Accumulation de pièces Bitcoin des détenteurs à court terme (1j - 6 mois / 2009 - 2021)
Source : Glassnode

Sur ce graphique nous observons que globalement l’omniprésence des détenteurs à court terme de Bitcoin, c'est-à-dire l'âge des pièces comprises entre 1 jour et 6 mois, se positionne relativement proche des pics du prix. Autrement dit, beaucoup de nouveaux investisseurs viennent se positionner aux niveaux des nouveaux sommets du cours du Bitcoin. A l’heure actuelle on remarque que ces pièces représentent moins 50% des jetons en circulation, ce qui est bien loin des pics des précédents marchés haussiers. On observe que plus de 70% des pièces en période d’euphorie haussière ont une durée de vie de moins de 6 mois, contrairement aux périodes de baisse où la tendance s’inverse complètement.

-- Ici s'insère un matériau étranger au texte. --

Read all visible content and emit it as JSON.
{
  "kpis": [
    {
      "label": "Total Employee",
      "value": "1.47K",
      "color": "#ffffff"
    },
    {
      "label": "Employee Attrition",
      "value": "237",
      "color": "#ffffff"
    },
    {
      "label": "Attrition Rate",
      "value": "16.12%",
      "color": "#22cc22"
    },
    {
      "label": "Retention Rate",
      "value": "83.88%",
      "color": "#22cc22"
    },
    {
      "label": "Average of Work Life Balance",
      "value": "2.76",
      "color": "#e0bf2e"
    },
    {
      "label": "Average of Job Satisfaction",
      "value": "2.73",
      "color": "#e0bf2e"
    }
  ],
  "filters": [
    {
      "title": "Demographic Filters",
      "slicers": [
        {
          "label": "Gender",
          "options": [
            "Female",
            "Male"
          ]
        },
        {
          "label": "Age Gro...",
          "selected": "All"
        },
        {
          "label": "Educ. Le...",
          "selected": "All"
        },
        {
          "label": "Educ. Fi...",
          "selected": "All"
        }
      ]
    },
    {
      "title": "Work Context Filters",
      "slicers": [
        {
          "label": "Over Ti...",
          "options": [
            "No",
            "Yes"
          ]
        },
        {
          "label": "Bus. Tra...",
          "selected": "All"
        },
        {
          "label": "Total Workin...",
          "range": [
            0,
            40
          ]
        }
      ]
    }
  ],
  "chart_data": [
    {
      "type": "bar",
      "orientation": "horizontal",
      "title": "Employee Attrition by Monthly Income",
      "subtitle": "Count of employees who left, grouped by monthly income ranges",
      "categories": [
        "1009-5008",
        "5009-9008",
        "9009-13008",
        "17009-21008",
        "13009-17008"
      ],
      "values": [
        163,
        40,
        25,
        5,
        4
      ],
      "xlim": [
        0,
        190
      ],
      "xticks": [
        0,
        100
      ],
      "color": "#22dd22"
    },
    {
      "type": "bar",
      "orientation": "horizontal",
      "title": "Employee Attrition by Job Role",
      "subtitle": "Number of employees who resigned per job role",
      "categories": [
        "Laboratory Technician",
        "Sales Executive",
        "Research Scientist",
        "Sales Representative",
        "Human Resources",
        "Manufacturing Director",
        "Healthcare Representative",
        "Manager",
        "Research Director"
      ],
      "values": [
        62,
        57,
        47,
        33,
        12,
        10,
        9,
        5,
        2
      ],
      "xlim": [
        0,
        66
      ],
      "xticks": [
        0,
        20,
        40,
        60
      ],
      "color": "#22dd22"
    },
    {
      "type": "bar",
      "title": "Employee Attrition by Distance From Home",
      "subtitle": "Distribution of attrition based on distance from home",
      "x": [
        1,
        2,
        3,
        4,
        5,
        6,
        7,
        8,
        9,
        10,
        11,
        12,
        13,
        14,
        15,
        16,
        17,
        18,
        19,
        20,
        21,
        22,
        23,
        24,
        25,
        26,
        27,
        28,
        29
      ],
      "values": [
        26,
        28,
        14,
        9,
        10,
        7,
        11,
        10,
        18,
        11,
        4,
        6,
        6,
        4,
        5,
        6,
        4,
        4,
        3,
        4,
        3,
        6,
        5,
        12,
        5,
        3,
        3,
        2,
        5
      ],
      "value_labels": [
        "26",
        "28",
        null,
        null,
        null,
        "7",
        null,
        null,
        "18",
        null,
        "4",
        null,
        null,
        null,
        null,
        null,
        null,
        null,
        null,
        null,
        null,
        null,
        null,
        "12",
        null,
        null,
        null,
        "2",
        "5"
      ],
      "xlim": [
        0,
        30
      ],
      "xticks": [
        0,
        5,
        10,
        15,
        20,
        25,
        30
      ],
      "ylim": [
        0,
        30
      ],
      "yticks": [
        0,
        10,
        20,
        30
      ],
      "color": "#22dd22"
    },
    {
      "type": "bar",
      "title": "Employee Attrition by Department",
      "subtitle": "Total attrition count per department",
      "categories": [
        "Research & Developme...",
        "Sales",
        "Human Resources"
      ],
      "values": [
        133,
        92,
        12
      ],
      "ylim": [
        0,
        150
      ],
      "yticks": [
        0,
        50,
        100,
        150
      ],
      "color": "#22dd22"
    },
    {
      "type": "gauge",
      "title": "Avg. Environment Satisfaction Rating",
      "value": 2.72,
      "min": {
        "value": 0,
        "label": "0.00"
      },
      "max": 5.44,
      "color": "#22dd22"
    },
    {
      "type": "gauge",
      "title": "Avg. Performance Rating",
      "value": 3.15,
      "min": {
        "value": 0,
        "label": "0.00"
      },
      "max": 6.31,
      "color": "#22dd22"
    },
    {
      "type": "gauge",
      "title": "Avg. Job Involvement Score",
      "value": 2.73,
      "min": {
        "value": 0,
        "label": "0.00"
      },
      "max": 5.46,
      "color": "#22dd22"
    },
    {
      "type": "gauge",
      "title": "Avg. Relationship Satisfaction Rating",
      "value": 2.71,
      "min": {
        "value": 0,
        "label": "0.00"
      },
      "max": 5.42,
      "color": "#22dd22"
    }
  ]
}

Accumulation de pièces Bitcoin des détenteurs à long terme (6 mois - 10 ans entre 2009 et 2021)
Source : Glassnode

La tendance est clairement inversée pour ces détenteurs de longue durée. Pendant les périodes obscures du cours du Bitcoin, les détenteurs à long terme accumulent de l’offre, alors que pendant les périodes d’euphorie, les vieilles mains distribuent leurs pièces coûteuses entre les mains des taureaux spéculateurs (ce qui permet de retourner la tendance en faveur des ours, vendant des pièces bon marché à perte). Un comportement complètement inversé par rapport aux jeunes mains comme on a pu le voir précédemment. Nous pouvons constater que le modus operandi de la “smart money” est similaire au fil du temps : accumuler de l’offre bon marché dans les phases de “bear market” pour réaliser des bénéfices des mois/années plus tard dans les phase d’euphorie de “bull market”. A l’heure actuelle, et en gardant en perspective les données du passé, on remarque que ces vieilles mains accumulent des jetons, alors que lors des précédents pics haussiers, cette accumulation est très très faible.

En guise de conclusion, que pouvons-nous déduire du fort mouvement baissier de ce weekend ? Comme nous l’avons vu, l'appât du gain lié aux contrats à terme sur les cryptos ont eu pour conséquence de faire fondre le prix du bitcoin à vitesse grand V par l’effet des liquidations. Les facteurs exogènes rendent sceptiques les acteurs du marché quant à la poursuite de la tendance sur les cryptomonnaies après un marché haussier de grande ampleur depuis le début de l’année. L’analyse on-chain des données Bitcoin nous permet de relativiser ces chutes si nous la comparons avec les données du passé, en mesurant les comportements des acteurs à court et long terme actuels. Finalement nous avons l’impression que le marché est tiraillé dans tous les sens entre la peur d’Omicron, la punition des trader-rêveurs, le flou juridique des cryptomonnaies et la smart money qui accumule des jetons dans la panique. Nous ne sommes toujours pas à l'abri des réactions en chaîne des liquidations sur les marchés à terme… Et certains y verront une opportunité d’achat pendant que d’autres y verront, peut-être, le début d'un grand cycle baissier.